Independents may be much more likely to have trouble paying for health care or medicine than Republicans are, and Democrats may have almost as much trouble paying for care.
Dan Witters and other analysts at Gallup, Princeton, N.J., have published data supporting that conclusion in a summary of results from Gallup surveys of 400,000 U.S. adults conducted from Jan. 2, 2011, through March 31, 2012.
The analysts found that Republicans generally reported having an easier time paying for the necessities of life than Democrats or independents reported, and that independents reported having the most problems.
Only 13.9% of the Republicans told pollsters they had struggled to pay for care or medicine, compared with 19.6% of the Democrats and about 21.2% of the independents.

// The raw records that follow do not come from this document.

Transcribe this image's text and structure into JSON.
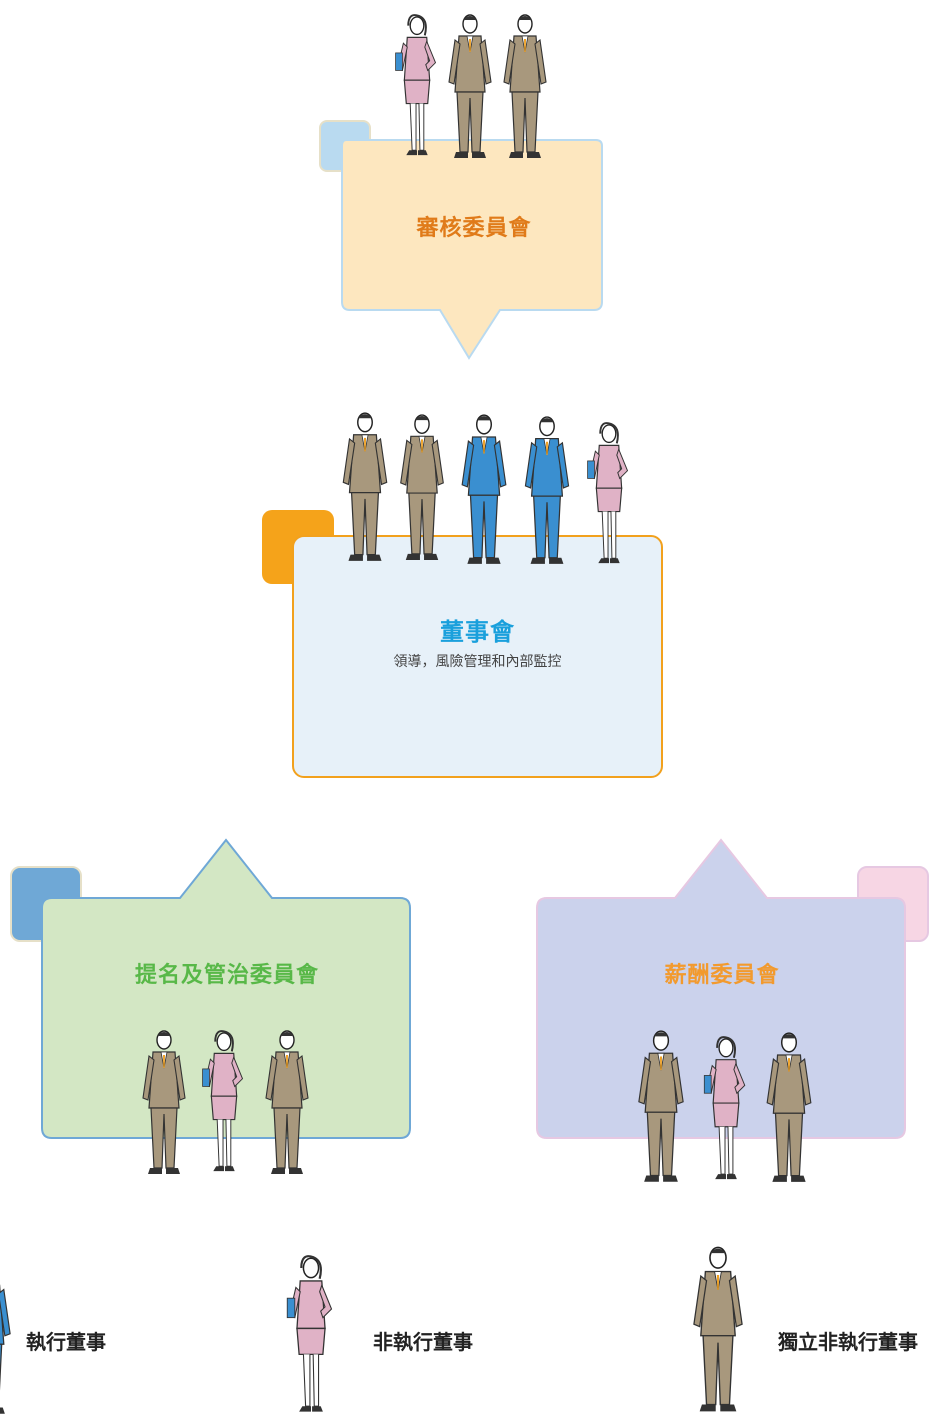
{
  "audit": {
    "title": "審核委員會"
  },
  "board": {
    "title": "董事會",
    "subtitle": "領導，風險管理和內部監控"
  },
  "nomination": {
    "title": "提名及管治委員會"
  },
  "remuneration": {
    "title": "薪酬委員會"
  },
  "legend": {
    "executive": "執行董事",
    "non_executive": "非執行董事",
    "independent": "獨立非執行董事"
  },
  "colors": {
    "audit_fill": "#fde7bf",
    "audit_text": "#e07b1a",
    "audit_tab": "#b9daf0",
    "board_fill": "#e7f1f9",
    "board_border": "#f2a11d",
    "board_text": "#1aa0dc",
    "board_tab": "#f5a31a",
    "nomination_fill": "#d3e7c4",
    "nomination_border": "#6fa8d6",
    "nomination_text": "#58b848",
    "nomination_tab": "#6fa8d6",
    "remuneration_fill": "#cbd2ec",
    "remuneration_border": "#e6c8e2",
    "remuneration_text": "#f29a2e",
    "remuneration_tab": "#f7d6e4",
    "suit_khaki": "#a8987d",
    "suit_blue": "#3a8fd0",
    "suit_pink": "#e0b2c6"
  },
  "icons": {
    "figure_man_khaki": "man-khaki-suit-icon",
    "figure_man_blue": "man-blue-suit-icon",
    "figure_woman": "woman-pink-suit-icon"
  }
}
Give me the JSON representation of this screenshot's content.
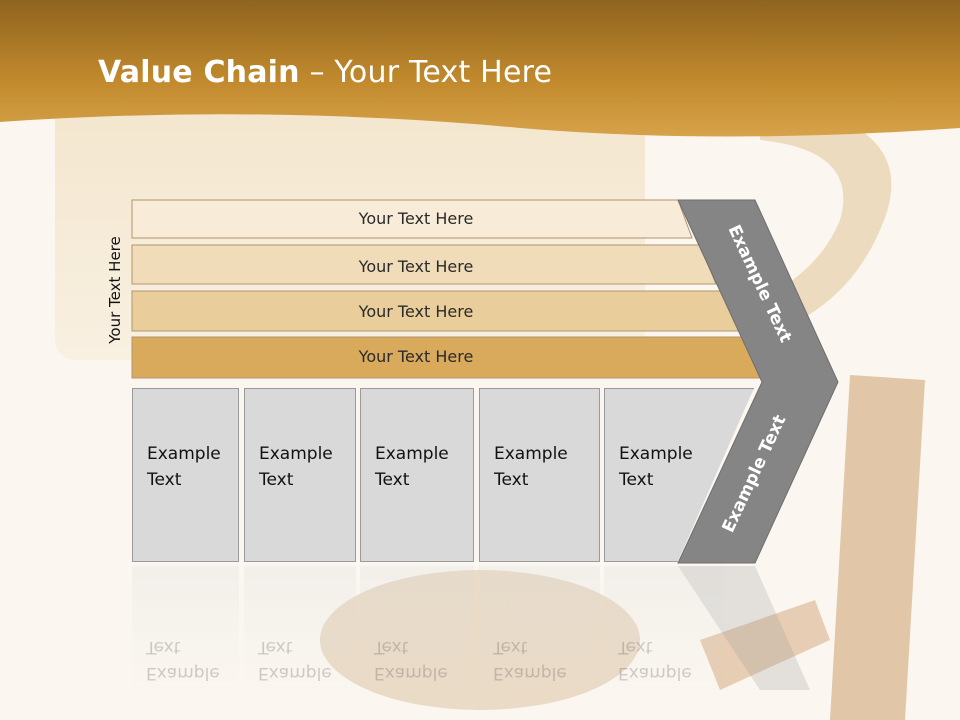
{
  "slide": {
    "title_bold": "Value Chain",
    "title_rest": " – Your Text Here",
    "side_label": "Your Text Here"
  },
  "bars": [
    {
      "label": "Your Text Here",
      "color": "#f8ecd9"
    },
    {
      "label": "Your Text Here",
      "color": "#f1dcb9"
    },
    {
      "label": "Your Text Here",
      "color": "#e9cd9a"
    },
    {
      "label": "Your Text Here",
      "color": "#d9aa5c"
    }
  ],
  "boxes": [
    {
      "line1": "Example",
      "line2": "Text"
    },
    {
      "line1": "Example",
      "line2": "Text"
    },
    {
      "line1": "Example",
      "line2": "Text"
    },
    {
      "line1": "Example",
      "line2": "Text"
    },
    {
      "line1": "Example",
      "line2": "Text"
    }
  ],
  "chevron": {
    "upper_text": "Example Text",
    "lower_text": "Example Text",
    "color": "#858585"
  },
  "colors": {
    "header_band": "#c8902e",
    "box_fill": "#d9d9d9"
  }
}
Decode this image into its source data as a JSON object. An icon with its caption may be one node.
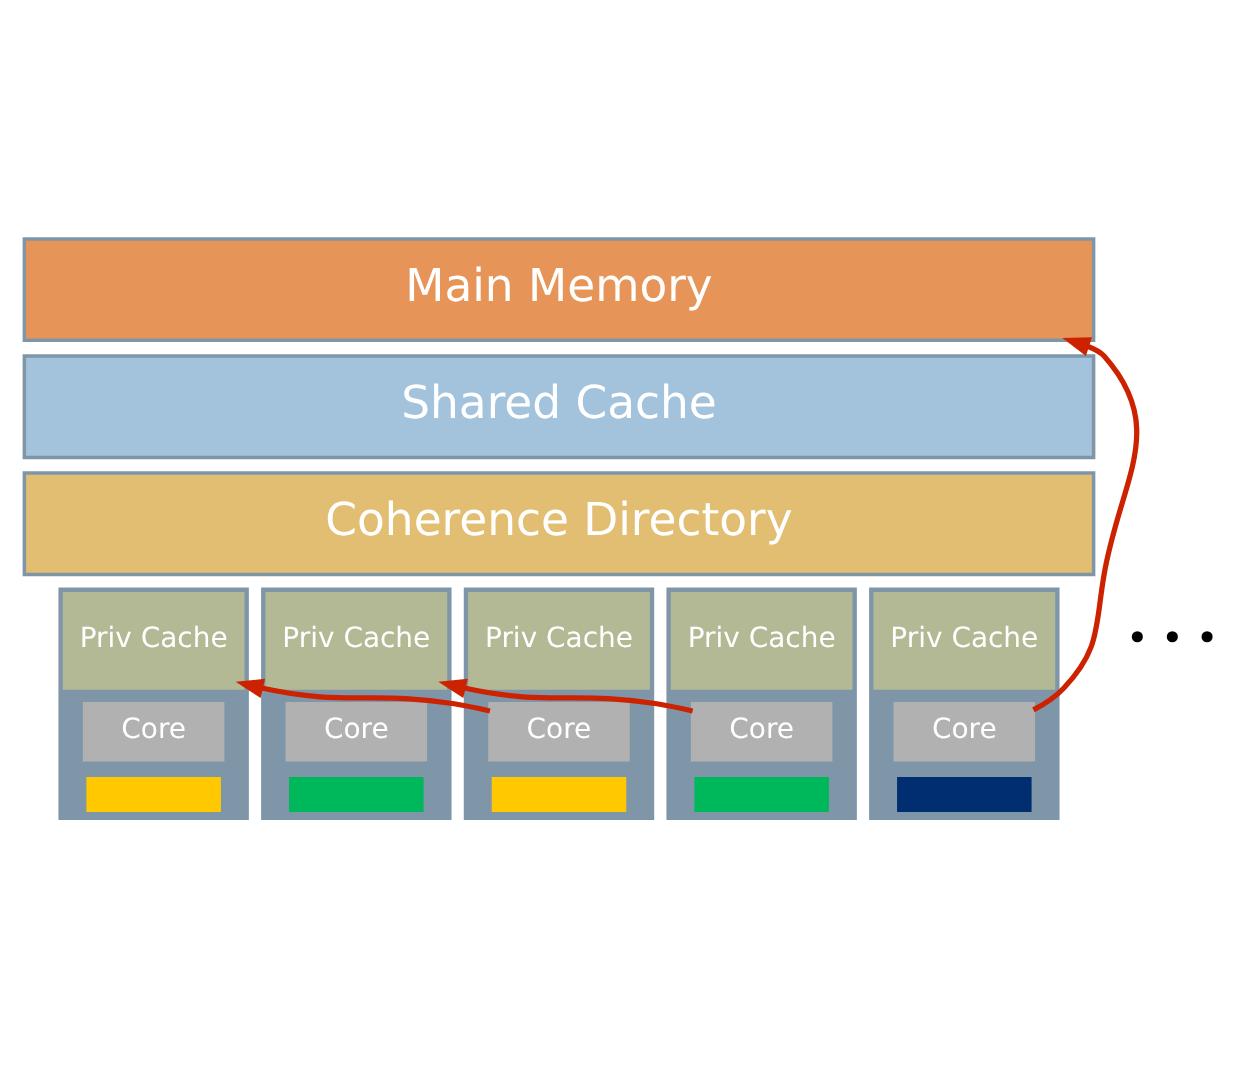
{
  "diagram": {
    "nodes": [
      {
        "text": [
          "Main Memory"
        ]
      },
      {
        "text": [
          "Shared Cache"
        ]
      },
      {
        "text": [
          "Coherence Directory"
        ]
      },
      {
        "text": [],
        "shape": "box"
      },
      {
        "text": [
          "Priv Cache"
        ],
        "in": 3
      },
      {
        "text": [
          "Core"
        ],
        "in": 3
      },
      {
        "text": [],
        "shape": "bar",
        "in": 3
      },
      {
        "text": [],
        "shape": "box"
      },
      {
        "text": [
          "Priv Cache"
        ],
        "in": 7
      },
      {
        "text": [
          "Core"
        ],
        "in": 7
      },
      {
        "text": [],
        "shape": "bar",
        "in": 7
      },
      {
        "text": [],
        "shape": "box"
      },
      {
        "text": [
          "Priv Cache"
        ],
        "in": 11
      },
      {
        "text": [
          "Core"
        ],
        "in": 11
      },
      {
        "text": [],
        "shape": "bar",
        "in": 11
      },
      {
        "text": [],
        "shape": "box"
      },
      {
        "text": [
          "Priv Cache"
        ],
        "in": 15
      },
      {
        "text": [
          "Core"
        ],
        "in": 15
      },
      {
        "text": [],
        "shape": "bar",
        "in": 15
      },
      {
        "text": [],
        "shape": "box"
      },
      {
        "text": [
          "Priv Cache"
        ],
        "in": 19
      },
      {
        "text": [
          "Core"
        ],
        "in": 19
      },
      {
        "text": [],
        "shape": "bar",
        "in": 19
      }
    ],
    "edges": [
      {
        "from": 13,
        "to": 4,
        "arrow": "to"
      },
      {
        "from": 17,
        "to": 8,
        "arrow": "to"
      },
      {
        "from": 21,
        "to": 0,
        "arrow": "to"
      }
    ],
    "labels": [
      "• • •"
    ]
  }
}
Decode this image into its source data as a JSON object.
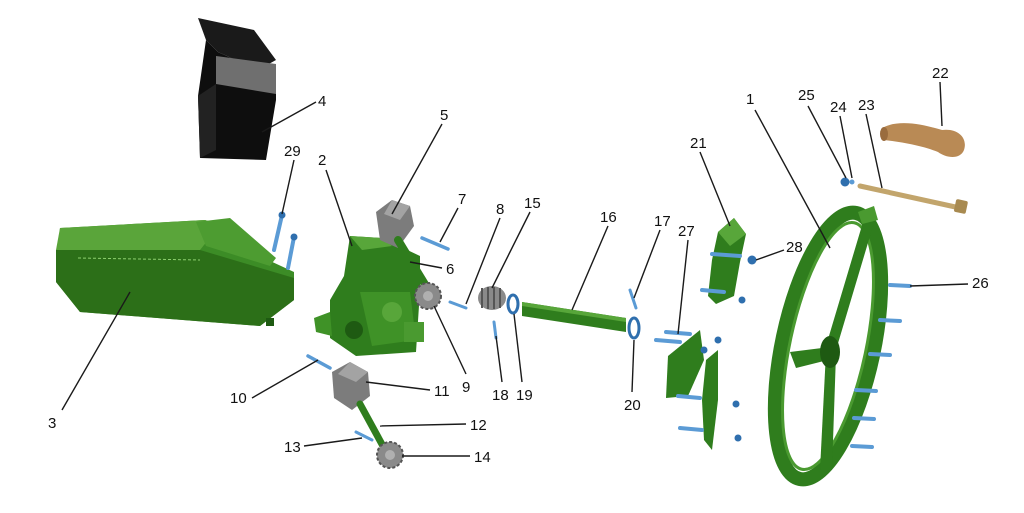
{
  "colors": {
    "part_green": "#2f7d1d",
    "part_green_dark": "#1e5a12",
    "part_green_light": "#4a9a30",
    "hopper_black": "#111111",
    "hopper_gray": "#777777",
    "gear_gray": "#8a8a8a",
    "bolt_blue": "#5b9bd5",
    "handle_bronze": "#b98a55",
    "rod_tan": "#c2a56c",
    "line": "#1a1a1a"
  },
  "callouts": [
    {
      "id": "1",
      "text": "1"
    },
    {
      "id": "2",
      "text": "2"
    },
    {
      "id": "3",
      "text": "3"
    },
    {
      "id": "4",
      "text": "4"
    },
    {
      "id": "5",
      "text": "5"
    },
    {
      "id": "6",
      "text": "6"
    },
    {
      "id": "7",
      "text": "7"
    },
    {
      "id": "8",
      "text": "8"
    },
    {
      "id": "9",
      "text": "9"
    },
    {
      "id": "10",
      "text": "10"
    },
    {
      "id": "11",
      "text": "11"
    },
    {
      "id": "12",
      "text": "12"
    },
    {
      "id": "13",
      "text": "13"
    },
    {
      "id": "14",
      "text": "14"
    },
    {
      "id": "15",
      "text": "15"
    },
    {
      "id": "16",
      "text": "16"
    },
    {
      "id": "17",
      "text": "17"
    },
    {
      "id": "18",
      "text": "18"
    },
    {
      "id": "19",
      "text": "19"
    },
    {
      "id": "20",
      "text": "20"
    },
    {
      "id": "21",
      "text": "21"
    },
    {
      "id": "22",
      "text": "22"
    },
    {
      "id": "23",
      "text": "23"
    },
    {
      "id": "24",
      "text": "24"
    },
    {
      "id": "25",
      "text": "25"
    },
    {
      "id": "26",
      "text": "26"
    },
    {
      "id": "27",
      "text": "27"
    },
    {
      "id": "28",
      "text": "28"
    },
    {
      "id": "29",
      "text": "29"
    }
  ]
}
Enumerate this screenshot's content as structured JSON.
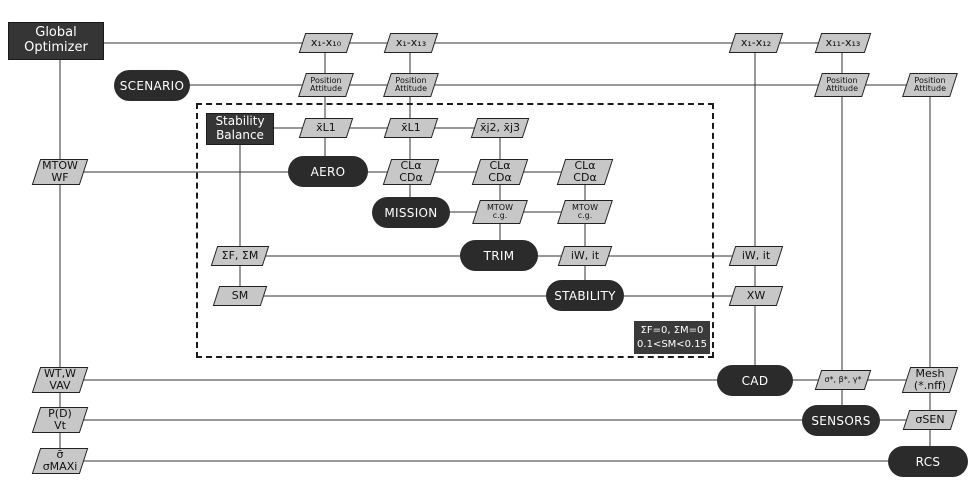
{
  "blocks": {
    "global_optimizer": "Global\nOptimizer",
    "stability_balance": "Stability\nBalance",
    "scenario": "SCENARIO",
    "aero": "AERO",
    "mission": "MISSION",
    "trim": "TRIM",
    "stability": "STABILITY",
    "cad": "CAD",
    "sensors": "SENSORS",
    "rcs": "RCS"
  },
  "variables": {
    "x1_x10": "x₁-x₁₀",
    "x1_x13": "x₁-x₁₃",
    "x1_x12": "x₁-x₁₂",
    "x11_x13": "x₁₁-x₁₃",
    "pos_att_1": "Position\nAttitude",
    "pos_att_2": "Position\nAttitude",
    "pos_att_3": "Position\nAttitude",
    "pos_att_4": "Position\nAttitude",
    "xbar_l1_a": "x̄L1",
    "xbar_l1_b": "x̄L1",
    "xbar_j2_j3": "x̄j2, x̄j3",
    "mtow_wf": "MTOW\nWF",
    "cla_cda_1": "CLα\nCDα",
    "cla_cda_2": "CLα\nCDα",
    "cla_cda_3": "CLα\nCDα",
    "mtow_cg_1": "MTOW\nc.g.",
    "mtow_cg_2": "MTOW\nc.g.",
    "sum_f_m": "ΣF, ΣM",
    "iw_it_1": "iW, it",
    "iw_it_2": "iW, it",
    "sm": "SM",
    "xw": "XW",
    "w_v": "WT,W\nVAV",
    "sigma_abc": "σ*, β*, γ*",
    "mesh": "Mesh\n(*.nff)",
    "pd_v": "P(D)\nVt",
    "sigma_sen": "σSEN",
    "sigma_max": "σ̄\nσMAXi"
  },
  "constraint": {
    "line1": "ΣF=0, ΣM=0",
    "line2": "0.1<SM<0.15"
  }
}
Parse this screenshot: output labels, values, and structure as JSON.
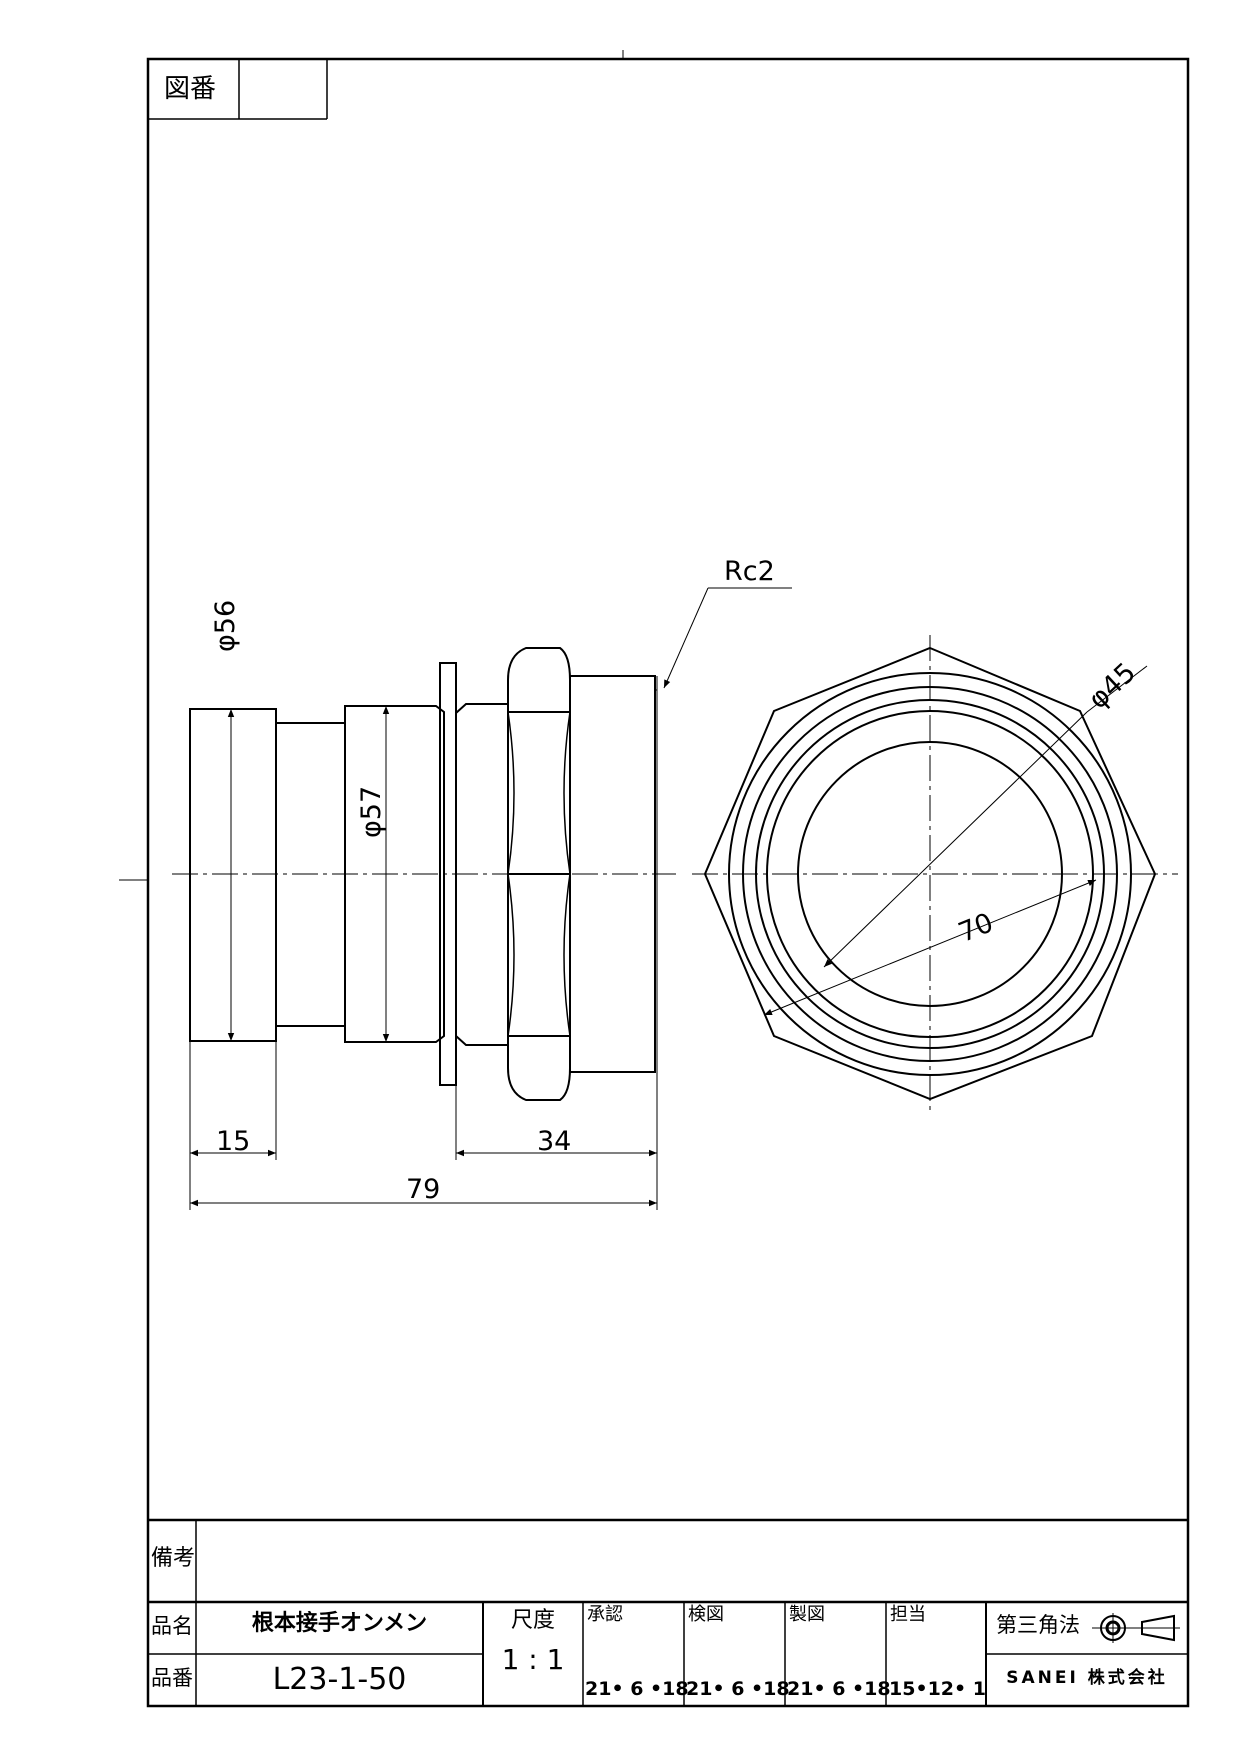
{
  "drawing_number_label": "図番",
  "drawing_number_value": "",
  "remarks_label": "備考",
  "remarks_value": "",
  "product_name_label": "品名",
  "product_name": "根本接手オンメン",
  "product_number_label": "品番",
  "product_number": "L23-1-50",
  "scale_label": "尺度",
  "scale_value": "1 : 1",
  "approval_label": "承認",
  "approval_date": "21• 6 •18",
  "check_label": "検図",
  "check_date": "21• 6 •18",
  "drafting_label": "製図",
  "drafting_date": "21• 6 •18",
  "in_charge_label": "担当",
  "in_charge_date": "15•12• 1",
  "projection_label": "第三角法",
  "company": "SANEI 株式会社",
  "dimensions": {
    "dia_56": "φ56",
    "dia_57": "φ57",
    "dia_45": "φ45",
    "thread": "Rc2",
    "len_15": "15",
    "len_34": "34",
    "len_79": "79",
    "across_70": "70"
  }
}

Just 11% of the Republicans said they were uninsured, compared with 15.3% of the Democrats and 21.7% of the independents.
Similar gaps showed up when Gallup asked about access to food: 12.7% of the Republicans said they had trouble paying for food. Paying for food has been a challenge for 20% of the Democrats and 21.4% of the independents in the sample.
Some of the basics access gap may be due to the fact that Republicans tend to have higher incomes than other U.S. adults, but the Gallup analysts say they believe the gap has to do with more than obvious demographic differences.
"Even when controlling for income and other demographic factors, Republicans still maintain an advantage over Democrats and independents, possibly suggesting a more robust social support infrastructure of family and friends," the analysts say. "Still, the direction of the relationship between party identification and access to basics isn't clear. It is possible, for example, that the noted relationship between a Republican political identity and basic access could go in the other direction -- that people who have ascertained a lifestyle that ensures them of meeting their basic needs are more likely to identify with the ideological and political orientation of the Republican Party."